In some circumstances, you may not meet the requirements for a typical 1031 exchange. Depending on the situation, you may perform a reverse 1031 exchange transaction to defer capital gains taxation on your investments. Read on to discover how it works.
You’ve decided you want to do a 1031 exchange to defer capital gains on your property sale. However, your replacement property is closing before you can sell your relinquished property. You can’t buy the new property in your name, or it won’t qualify for an exchange with your current property. What are you going to do? For these cases, you can still do the 1031 exchange, but it is considered a reverse 1031 exchange. A reverse 1031 exchange transaction allows you first to purchase the new investment property, and then sell your existing investment.

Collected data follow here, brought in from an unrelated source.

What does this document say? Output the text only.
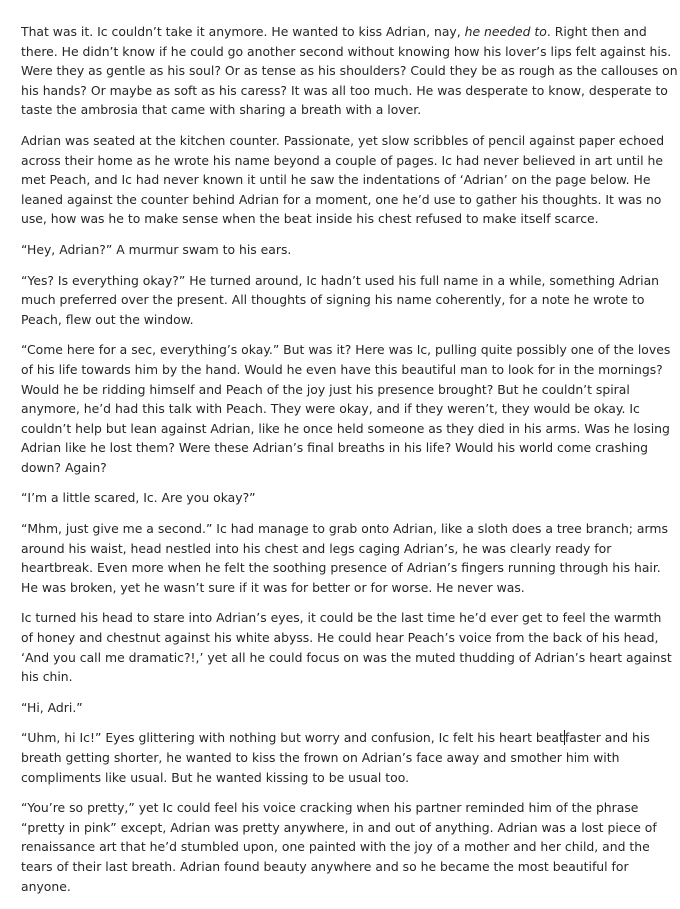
That was it. Ic couldn’t take it anymore. He wanted to kiss Adrian, nay, he needed to. Right then and
there. He didn’t know if he could go another second without knowing how his lover’s lips felt against his.
Were they as gentle as his soul? Or as tense as his shoulders? Could they be as rough as the callouses on
his hands? Or maybe as soft as his caress? It was all too much. He was desperate to know, desperate to
taste the ambrosia that came with sharing a breath with a lover.

Adrian was seated at the kitchen counter. Passionate, yet slow scribbles of pencil against paper echoed
across their home as he wrote his name beyond a couple of pages. Ic had never believed in art until he
met Peach, and Ic had never known it until he saw the indentations of ‘Adrian’ on the page below. He
leaned against the counter behind Adrian for a moment, one he’d use to gather his thoughts. It was no
use, how was he to make sense when the beat inside his chest refused to make itself scarce.

“Hey, Adrian?” A murmur swam to his ears.

“Yes? Is everything okay?” He turned around, Ic hadn’t used his full name in a while, something Adrian
much preferred over the present. All thoughts of signing his name coherently, for a note he wrote to
Peach, flew out the window.

“Come here for a sec, everything’s okay.” But was it? Here was Ic, pulling quite possibly one of the loves
of his life towards him by the hand. Would he even have this beautiful man to look for in the mornings?
Would he be ridding himself and Peach of the joy just his presence brought? But he couldn’t spiral
anymore, he’d had this talk with Peach. They were okay, and if they weren’t, they would be okay. Ic
couldn’t help but lean against Adrian, like he once held someone as they died in his arms. Was he losing
Adrian like he lost them? Were these Adrian’s final breaths in his life? Would his world come crashing
down? Again?

“I’m a little scared, Ic. Are you okay?”

“Mhm, just give me a second.” Ic had manage to grab onto Adrian, like a sloth does a tree branch; arms
around his waist, head nestled into his chest and legs caging Adrian’s, he was clearly ready for
heartbreak. Even more when he felt the soothing presence of Adrian’s fingers running through his hair.
He was broken, yet he wasn’t sure if it was for better or for worse. He never was.

Ic turned his head to stare into Adrian’s eyes, it could be the last time he’d ever get to feel the warmth
of honey and chestnut against his white abyss. He could hear Peach’s voice from the back of his head,
‘And you call me dramatic?!,’ yet all he could focus on was the muted thudding of Adrian’s heart against
his chin.

“Hi, Adri.”

“Uhm, hi Ic!” Eyes glittering with nothing but worry and confusion, Ic felt his heart beatfaster and his
breath getting shorter, he wanted to kiss the frown on Adrian’s face away and smother him with
compliments like usual. But he wanted kissing to be usual too.

“You’re so pretty,” yet Ic could feel his voice cracking when his partner reminded him of the phrase
“pretty in pink” except, Adrian was pretty anywhere, in and out of anything. Adrian was a lost piece of
renaissance art that he’d stumbled upon, one painted with the joy of a mother and her child, and the
tears of their last breath. Adrian found beauty anywhere and so he became the most beautiful for
anyone.
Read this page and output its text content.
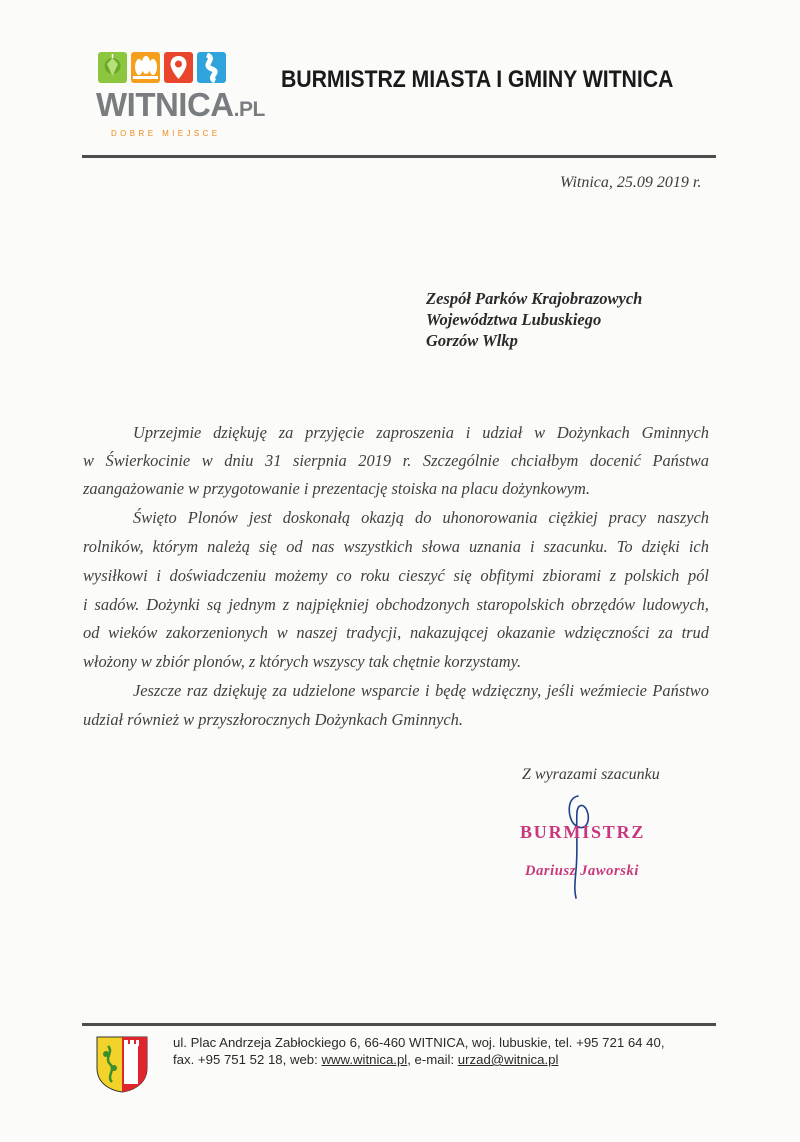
WITNICA.PL
DOBRE MIEJSCE
BURMISTRZ MIASTA I GMINY WITNICA
Witnica, 25.09 2019 r.
Zespół Parków Krajobrazowych
Województwa Lubuskiego
Gorzów Wlkp
Uprzejmie dziękuję za przyjęcie zaproszenia i udział w Dożynkach Gminnych
w Świerkocinie w dniu 31 sierpnia 2019 r. Szczególnie chciałbym docenić Państwa
zaangażowanie w przygotowanie i prezentację stoiska na placu dożynkowym.
Święto Plonów jest doskonałą okazją do uhonorowania ciężkiej pracy naszych
rolników, którym należą się od nas wszystkich słowa uznania i szacunku. To dzięki ich
wysiłkowi i doświadczeniu możemy co roku cieszyć się obfitymi zbiorami z polskich pól
i sadów. Dożynki są jednym z najpiękniej obchodzonych staropolskich obrzędów ludowych,
od wieków zakorzenionych w naszej tradycji, nakazującej okazanie wdzięczności za trud
włożony w zbiór plonów, z których wszyscy tak chętnie korzystamy.
Jeszcze raz dziękuję za udzielone wsparcie i będę wdzięczny, jeśli weźmiecie Państwo
udział również w przyszłorocznych Dożynkach Gminnych.
Z wyrazami szacunku
BURMISTRZ
Dariusz Jaworski
ul. Plac Andrzeja Zabłockiego 6, 66-460 WITNICA, woj. lubuskie, tel. +95 721 64 40,
fax. +95 751 52 18, web: www.witnica.pl, e-mail: urzad@witnica.pl
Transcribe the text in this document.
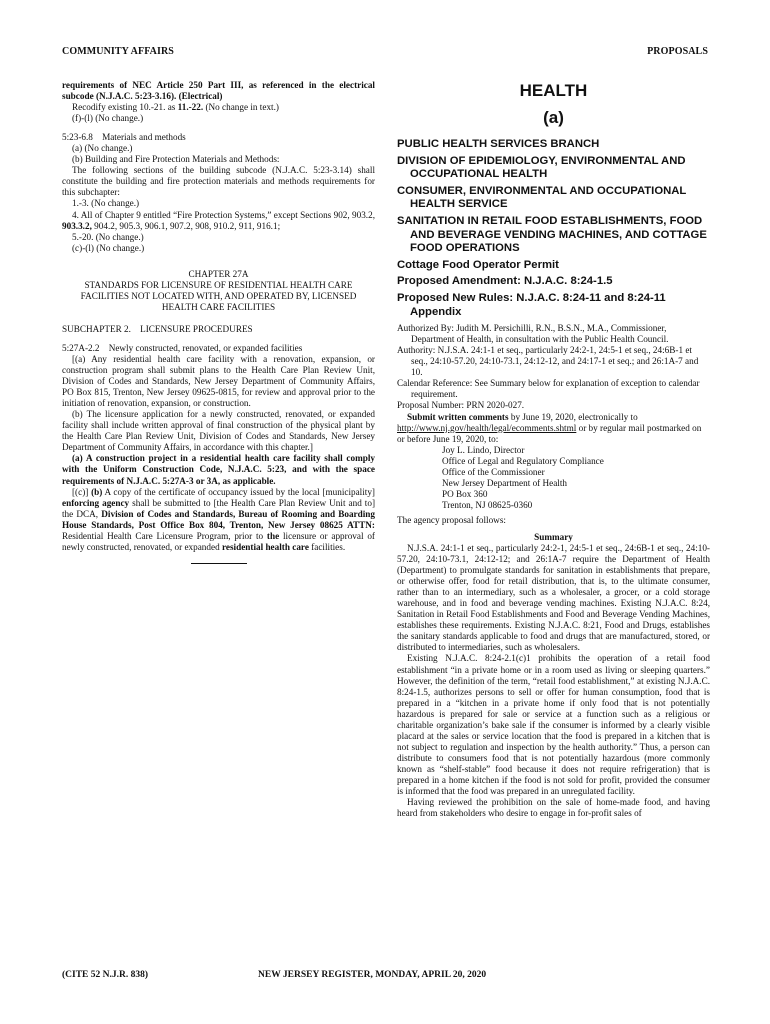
COMMUNITY AFFAIRS	PROPOSALS

requirements of NEC Article 250 Part III, as referenced in the electrical subcode (N.J.A.C. 5:23-3.16). (Electrical)

Recodify existing 10.-21. as 11.-22. (No change in text.)

(f)-(l) (No change.)

5:23-6.8 Materials and methods

(a) (No change.)

(b) Building and Fire Protection Materials and Methods:

The following sections of the building subcode (N.J.A.C. 5:23-3.14) shall constitute the building and fire protection materials and methods requirements for this subchapter:

1.-3. (No change.)

4. All of Chapter 9 entitled “Fire Protection Systems,” except Sections 902, 903.2, 903.3.2, 904.2, 905.3, 906.1, 907.2, 908, 910.2, 911, 916.1;

5.-20. (No change.)

(c)-(l) (No change.)

CHAPTER 27A

STANDARDS FOR LICENSURE OF RESIDENTIAL HEALTH CARE FACILITIES NOT LOCATED WITH, AND OPERATED BY, LICENSED HEALTH CARE FACILITIES

SUBCHAPTER 2. LICENSURE PROCEDURES

5:27A-2.2 Newly constructed, renovated, or expanded facilities

[(a) Any residential health care facility with a renovation, expansion, or construction program shall submit plans to the Health Care Plan Review Unit, Division of Codes and Standards, New Jersey Department of Community Affairs, PO Box 815, Trenton, New Jersey 09625-0815, for review and approval prior to the initiation of renovation, expansion, or construction.

(b) The licensure application for a newly constructed, renovated, or expanded facility shall include written approval of final construction of the physical plant by the Health Care Plan Review Unit, Division of Codes and Standards, New Jersey Department of Community Affairs, in accordance with this chapter.]

(a) A construction project in a residential health care facility shall comply with the Uniform Construction Code, N.J.A.C. 5:23, and with the space requirements of N.J.A.C. 5:27A-3 or 3A, as applicable.

[(c)] (b) A copy of the certificate of occupancy issued by the local [municipality] enforcing agency shall be submitted to [the Health Care Plan Review Unit and to] the DCA, Division of Codes and Standards, Bureau of Rooming and Boarding House Standards, Post Office Box 804, Trenton, New Jersey 08625 ATTN: Residential Health Care Licensure Program, prior to the licensure or approval of newly constructed, renovated, or expanded residential health care facilities.

HEALTH

(a)

PUBLIC HEALTH SERVICES BRANCH

DIVISION OF EPIDEMIOLOGY, ENVIRONMENTAL AND OCCUPATIONAL HEALTH

CONSUMER, ENVIRONMENTAL AND OCCUPATIONAL HEALTH SERVICE

SANITATION IN RETAIL FOOD ESTABLISHMENTS, FOOD AND BEVERAGE VENDING MACHINES, AND COTTAGE FOOD OPERATIONS

Cottage Food Operator Permit

Proposed Amendment: N.J.A.C. 8:24-1.5

Proposed New Rules: N.J.A.C. 8:24-11 and 8:24-11 Appendix

Authorized By: Judith M. Persichilli, R.N., B.S.N., M.A., Commissioner, Department of Health, in consultation with the Public Health Council.

Authority: N.J.S.A. 24:1-1 et seq., particularly 24:2-1, 24:5-1 et seq., 24:6B-1 et seq., 24:10-57.20, 24:10-73.1, 24:12-12, and 24:17-1 et seq.; and 26:1A-7 and 10.

Calendar Reference: See Summary below for explanation of exception to calendar requirement.

Proposal Number: PRN 2020-027.

Submit written comments by June 19, 2020, electronically to http://www.nj.gov/health/legal/ecomments.shtml or by regular mail postmarked on or before June 19, 2020, to:

Joy L. Lindo, Director

Office of Legal and Regulatory Compliance

Office of the Commissioner

New Jersey Department of Health

PO Box 360

Trenton, NJ 08625-0360

The agency proposal follows:

Summary

N.J.S.A. 24:1-1 et seq., particularly 24:2-1, 24:5-1 et seq., 24:6B-1 et seq., 24:10-57.20, 24:10-73.1, 24:12-12; and 26:1A-7 require the Department of Health (Department) to promulgate standards for sanitation in establishments that prepare, or otherwise offer, food for retail distribution, that is, to the ultimate consumer, rather than to an intermediary, such as a wholesaler, a grocer, or a cold storage warehouse, and in food and beverage vending machines. Existing N.J.A.C. 8:24, Sanitation in Retail Food Establishments and Food and Beverage Vending Machines, establishes these requirements. Existing N.J.A.C. 8:21, Food and Drugs, establishes the sanitary standards applicable to food and drugs that are manufactured, stored, or distributed to intermediaries, such as wholesalers.

Existing N.J.A.C. 8:24-2.1(c)1 prohibits the operation of a retail food establishment “in a private home or in a room used as living or sleeping quarters.” However, the definition of the term, “retail food establishment,” at existing N.J.A.C. 8:24-1.5, authorizes persons to sell or offer for human consumption, food that is prepared in a “kitchen in a private home if only food that is not potentially hazardous is prepared for sale or service at a function such as a religious or charitable organization’s bake sale if the consumer is informed by a clearly visible placard at the sales or service location that the food is prepared in a kitchen that is not subject to regulation and inspection by the health authority.” Thus, a person can distribute to consumers food that is not potentially hazardous (more commonly known as “shelf-stable” food because it does not require refrigeration) that is prepared in a home kitchen if the food is not sold for profit, provided the consumer is informed that the food was prepared in an unregulated facility.

Having reviewed the prohibition on the sale of home-made food, and having heard from stakeholders who desire to engage in for-profit sales of

(CITE 52 N.J.R. 838)	NEW JERSEY REGISTER, MONDAY, APRIL 20, 2020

In a reverse exchange, a Qualified Intermediary (QI) takes title to the property that the individual wishes to purchase in an LLC (formed solely for this exchange) until the existing investment property sells. The LLC, in this case, is also known as an Exchange Accommodation Titleholder (EAT). The reverse exchange must be completed within 180 days. The 180-day clock starts on the date the QI purchases the replacement property for the taxpayer. Midland 1031 would then “park” the property in the LLC until you close on the sale of your current property. Within the 45 days of purchasing the parked property, an identification form must be completed identifying the relinquished property or properties that are to be sold. Once you close on your sale, we assign full membership in the LLC with the parked property over to you, making you the property owner.
How does a reverse 1031 exchange transaction work?
- You go under contract for the property you wish to purchase. Make sure that the contract is assignable because the title will be going in the LLC.
- Next, forward Midland 1031 a copy of the purchase contract and the title company’s or attorney’s contact information. If there is a mortgage on the property, we will need to know the lender’s contact details. You will need to notify the lenders immediately to let them know you’re doing a 1031 exchange. The loan documents will need to be in the name of the LLC established for the exchange.
- Then, Midland 1031 sets up the LLC that will take title to the property. We will provide closing instructions to the title company or attorney handling the closing.
- You must then identify all potential sales for the exchange to your QI within the first 45 days of the 180 days.
- Once you are under contract to sell your original property, Midland 1031 draws up the transaction documents on your sale. We then forward closing instructions to the title company handling the closing.
- You would proceed with the closing, and the title company would wire the proceeds directly to us. We would then use the proceeds to pay down any loans on your new property. If there is no financing on the new property, the proceeds would be disbursed to you.
- Once you close on your sale, we assign full membership in the LLC to you. You will now be the owner of the new property.
Before you start…
Before you do any 1031 exchange, you must notify your qualified intermediary before you close on any properties. One of the Certified Exchange Specialists (CES®) at Midland 1031 will guide you through every step of the exchange to ensure that the exchange is done properly.